Sejarah adalah cermin yang tak pernah berhenti memantulkan bayangan masa lalu ke masa kini. Di Indonesia, salah satu bayangan yang paling sering memicu perdebatan sengit adalah sosok Jenderal Besar Soeharto, Presiden kedua Republik Indonesia yang memimpin selama 32 tahun era Orde Baru. Baru-baru ini, usulan untuk memberinya gelar Pahlawan Nasional kembali mencuat, memicu gelombang pro dan kontra yang tak asing lagi bagi telinga kita. Respons Presiden Joko Widodo terhadap polemik ini, yang menyatakan "pro dan kontra itu biasa," mungkin terdengar sederhana, namun mengandung kedalaman yang mencerminkan kompleksitas sejarah dan identitas bangsa kita. Pernyataan ini bukan sekadar tanggapan politis, melainkan sebuah pengingat bahwa warisan Soeharto masih menjadi titik perdebatan fundamental yang belum terselesaikan, mengundang kita untuk menelusuri kembali mengapa sosok ini terus membelah opini publik dan bagaimana kita seharusnya memandang sejarah yang penuh warna ini.

Respons Presiden Jokowi: Antara Netralitas dan Realitas Sejarah

Ketika ditanya mengenai usulan pemberian gelar Pahlawan Nasional kepada Soeharto, Presiden Joko Widodo memberikan jawaban yang singkat namun sarat makna: "Pro dan kontra itu biasa." Pernyataan ini, yang disampaikan di Istana Negara Jakarta, mengindikasikan bahwa pemerintah menyadari betul sensitivitas isu ini dan telah terbiasa dengan dinamika perdebatan yang menyertainya. Alih-alih langsung mendukung atau menolak, respons ini bisa diinterpretasikan sebagai sikap netral yang menyerahkan persoalan ini pada mekanisme dan proses yang ada, kemungkinan besar melalui Dewan Gelar, Tanda Jasa, dan Tanda Kehormatan, serta kajian historis yang lebih mendalam.

Respons Jokowi ini sejatinya mengulang pola tanggapan dari pemimpin sebelumnya. Isu gelar pahlawan untuk Soeharto bukanlah barang baru; ia telah menjadi isu periodik yang muncul setiap beberapa tahun, terutama menjelang peringatan hari pahlawan atau momen-momen refleksi nasional lainnya. Setiap kali usulan ini muncul, selalu ada dua kutub pandangan yang saling berhadapan, masing-masing dengan argumentasi kuat yang berakar pada pengalaman dan interpretasi sejarah yang berbeda. Ini menunjukkan bahwa sosok Soeharto begitu monumental dan kompleks sehingga sulit untuk dinilai secara tunggal.

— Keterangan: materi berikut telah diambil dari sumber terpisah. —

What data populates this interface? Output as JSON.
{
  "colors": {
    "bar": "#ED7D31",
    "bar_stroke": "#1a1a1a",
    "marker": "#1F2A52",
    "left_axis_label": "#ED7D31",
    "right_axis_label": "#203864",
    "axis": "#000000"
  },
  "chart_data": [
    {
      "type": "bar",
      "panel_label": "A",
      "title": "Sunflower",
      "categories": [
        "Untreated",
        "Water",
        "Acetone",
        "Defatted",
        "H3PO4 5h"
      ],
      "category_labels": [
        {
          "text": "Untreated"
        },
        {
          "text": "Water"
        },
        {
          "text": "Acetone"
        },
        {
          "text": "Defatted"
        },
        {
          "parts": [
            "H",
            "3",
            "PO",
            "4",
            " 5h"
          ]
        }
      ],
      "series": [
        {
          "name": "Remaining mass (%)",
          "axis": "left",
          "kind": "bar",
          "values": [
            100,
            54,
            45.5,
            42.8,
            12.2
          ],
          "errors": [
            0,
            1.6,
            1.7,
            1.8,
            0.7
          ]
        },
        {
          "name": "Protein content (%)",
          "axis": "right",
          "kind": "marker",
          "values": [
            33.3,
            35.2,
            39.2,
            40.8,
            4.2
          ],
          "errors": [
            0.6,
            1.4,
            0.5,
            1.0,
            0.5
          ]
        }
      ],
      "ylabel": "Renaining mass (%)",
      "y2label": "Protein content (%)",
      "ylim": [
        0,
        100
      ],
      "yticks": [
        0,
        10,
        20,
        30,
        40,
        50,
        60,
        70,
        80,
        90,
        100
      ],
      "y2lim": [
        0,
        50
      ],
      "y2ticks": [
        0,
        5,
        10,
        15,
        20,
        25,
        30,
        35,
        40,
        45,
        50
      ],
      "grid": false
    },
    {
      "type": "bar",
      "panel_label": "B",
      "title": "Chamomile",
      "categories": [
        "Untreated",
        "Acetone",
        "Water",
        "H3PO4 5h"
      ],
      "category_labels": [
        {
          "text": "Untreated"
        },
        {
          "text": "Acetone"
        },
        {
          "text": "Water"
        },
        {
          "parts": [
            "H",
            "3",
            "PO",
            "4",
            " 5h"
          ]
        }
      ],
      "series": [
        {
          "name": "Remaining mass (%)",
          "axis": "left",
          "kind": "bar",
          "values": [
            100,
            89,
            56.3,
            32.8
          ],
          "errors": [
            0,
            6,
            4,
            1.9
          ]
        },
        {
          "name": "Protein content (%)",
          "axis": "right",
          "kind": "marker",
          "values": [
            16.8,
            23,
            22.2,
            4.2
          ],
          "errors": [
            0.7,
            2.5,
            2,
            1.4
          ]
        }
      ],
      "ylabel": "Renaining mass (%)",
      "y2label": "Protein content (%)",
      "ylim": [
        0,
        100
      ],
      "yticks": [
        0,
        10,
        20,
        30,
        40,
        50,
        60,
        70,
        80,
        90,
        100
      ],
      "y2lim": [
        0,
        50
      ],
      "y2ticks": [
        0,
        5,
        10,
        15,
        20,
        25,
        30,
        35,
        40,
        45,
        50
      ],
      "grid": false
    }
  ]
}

Jejak Kontroversi: Mengapa Soeharto Selalu Membelah Opini?

Gagasan untuk menjadikan Soeharto Pahlawan Nasional bukanlah hal baru. Sejak tumbangnya Orde Baru pada tahun 1998 dan wafatnya Soeharto pada tahun 2008, usulan ini beberapa kali diajukan oleh berbagai pihak. Namun, setiap kali muncul, usulan ini selalu menghadapi tembok tebal yang sama: belum adanya konsensus nasional.

Kompleksitas sosok Soeharto tidak dapat disangkal. Di satu sisi, ia adalah pemimpin yang memegang kendali selama lebih dari tiga dekade, membawa stabilitas dan pembangunan yang signifikan bagi Indonesia. Di sisi lain, masa kepemimpinannya juga diwarnai oleh berbagai catatan kelam, mulai dari pelanggaran hak asasi manusia hingga praktik korupsi yang masif. Dualitas inilah yang membuat penilaian terhadapnya selalu terpecah belah, menciptakan dua narasi besar yang saling bertolak belakang.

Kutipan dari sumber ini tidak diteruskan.